Aim: The aim of this study was to examine the organizational shift at the Frontier Nursing Service from all female, nurse run and community-people focused to the corporate-consumer focus adopted everywhere else and the accompanying work environment issues this shift brought to the organization.

Background: Though it is not possible to isolate a single causative factor nursing’s history of cyclic ‘shortages’ as the problem is complex and interrelated, and there is no simple description in the available literature, there is agreement that the problem is having a negative impact on the current nursing practice environment, the retention of nurses, the profession’s ability to recruit nurses, and that the problem is global in scope and heading for crisis if not abated.

Methods: Historical analysis of the Frontier Nursing Service located in Eastern Appalachia of the United States and oral history analysis of former Frontier and non-Frontier nurses was conducted using a culture theory framework. Data were collected from 2003-2007, and literature on the Frontier Nursing Service as well as local, world, medical, nursing, sociological and political history was reviewed from 1900s- 1970s.

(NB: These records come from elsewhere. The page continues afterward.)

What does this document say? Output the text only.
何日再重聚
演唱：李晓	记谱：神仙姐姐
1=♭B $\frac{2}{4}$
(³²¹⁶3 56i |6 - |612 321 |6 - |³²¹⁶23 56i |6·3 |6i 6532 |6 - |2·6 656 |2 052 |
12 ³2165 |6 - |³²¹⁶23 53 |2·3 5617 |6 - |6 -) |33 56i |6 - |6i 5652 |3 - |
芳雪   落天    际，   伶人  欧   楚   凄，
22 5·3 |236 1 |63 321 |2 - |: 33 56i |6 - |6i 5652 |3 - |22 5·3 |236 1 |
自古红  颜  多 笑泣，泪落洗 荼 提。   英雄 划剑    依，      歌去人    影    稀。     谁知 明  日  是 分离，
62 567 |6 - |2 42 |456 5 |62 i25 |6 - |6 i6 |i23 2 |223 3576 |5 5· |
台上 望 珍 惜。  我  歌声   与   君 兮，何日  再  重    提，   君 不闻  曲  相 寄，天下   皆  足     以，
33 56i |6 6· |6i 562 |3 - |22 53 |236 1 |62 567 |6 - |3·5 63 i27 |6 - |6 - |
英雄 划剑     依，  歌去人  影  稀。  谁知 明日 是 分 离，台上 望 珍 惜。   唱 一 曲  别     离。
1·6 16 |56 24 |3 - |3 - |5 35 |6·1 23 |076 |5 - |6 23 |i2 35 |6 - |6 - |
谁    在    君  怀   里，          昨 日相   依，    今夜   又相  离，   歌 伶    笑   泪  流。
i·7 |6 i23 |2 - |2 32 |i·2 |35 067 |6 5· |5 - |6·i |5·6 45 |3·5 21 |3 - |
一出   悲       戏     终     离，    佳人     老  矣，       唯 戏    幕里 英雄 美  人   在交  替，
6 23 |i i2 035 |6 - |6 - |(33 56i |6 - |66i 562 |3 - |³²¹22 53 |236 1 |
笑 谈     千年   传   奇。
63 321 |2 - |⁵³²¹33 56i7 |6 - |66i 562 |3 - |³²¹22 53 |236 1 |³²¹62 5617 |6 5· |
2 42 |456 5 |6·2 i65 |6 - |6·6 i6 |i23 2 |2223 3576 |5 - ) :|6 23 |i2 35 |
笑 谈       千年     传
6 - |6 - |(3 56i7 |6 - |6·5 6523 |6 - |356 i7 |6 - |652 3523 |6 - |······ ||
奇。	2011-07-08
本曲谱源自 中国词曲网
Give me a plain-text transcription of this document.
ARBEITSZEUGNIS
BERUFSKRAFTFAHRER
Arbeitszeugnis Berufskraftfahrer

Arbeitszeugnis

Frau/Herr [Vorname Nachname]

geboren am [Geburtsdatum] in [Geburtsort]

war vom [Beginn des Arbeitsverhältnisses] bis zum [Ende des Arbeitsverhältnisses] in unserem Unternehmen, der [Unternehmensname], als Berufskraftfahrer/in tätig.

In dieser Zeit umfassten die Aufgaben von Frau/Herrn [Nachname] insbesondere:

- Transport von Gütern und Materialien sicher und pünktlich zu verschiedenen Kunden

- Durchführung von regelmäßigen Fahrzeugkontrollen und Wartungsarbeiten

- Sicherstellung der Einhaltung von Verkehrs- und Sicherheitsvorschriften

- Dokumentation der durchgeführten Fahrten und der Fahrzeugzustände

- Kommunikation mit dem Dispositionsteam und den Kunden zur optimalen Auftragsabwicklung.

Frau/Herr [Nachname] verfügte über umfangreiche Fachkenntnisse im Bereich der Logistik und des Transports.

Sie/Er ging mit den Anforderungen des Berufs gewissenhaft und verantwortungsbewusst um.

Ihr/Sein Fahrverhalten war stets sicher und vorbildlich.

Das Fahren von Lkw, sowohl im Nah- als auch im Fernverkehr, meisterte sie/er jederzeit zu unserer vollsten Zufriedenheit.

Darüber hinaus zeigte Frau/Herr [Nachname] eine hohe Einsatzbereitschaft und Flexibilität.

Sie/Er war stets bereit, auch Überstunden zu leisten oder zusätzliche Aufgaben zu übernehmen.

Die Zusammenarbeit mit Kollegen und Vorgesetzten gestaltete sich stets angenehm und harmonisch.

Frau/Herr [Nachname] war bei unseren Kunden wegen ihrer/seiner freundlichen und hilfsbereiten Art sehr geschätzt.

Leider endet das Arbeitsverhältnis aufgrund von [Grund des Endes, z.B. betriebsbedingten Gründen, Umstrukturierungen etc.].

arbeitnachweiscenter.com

Findings: Findings defy conventional dissatisfaction causes while the Service was nurse-run, decentralized and interference-free. In the 1960s the organization moved to the corporate/business model of health care delivery being used elsewhere. Non-Frontier nurses in practice today mirrored the dissatisfaction experienced by former Frontier Nurses within this organizational culture after 1960 reflecting how deeply imbedded within health care institutions the prevailing culture has become.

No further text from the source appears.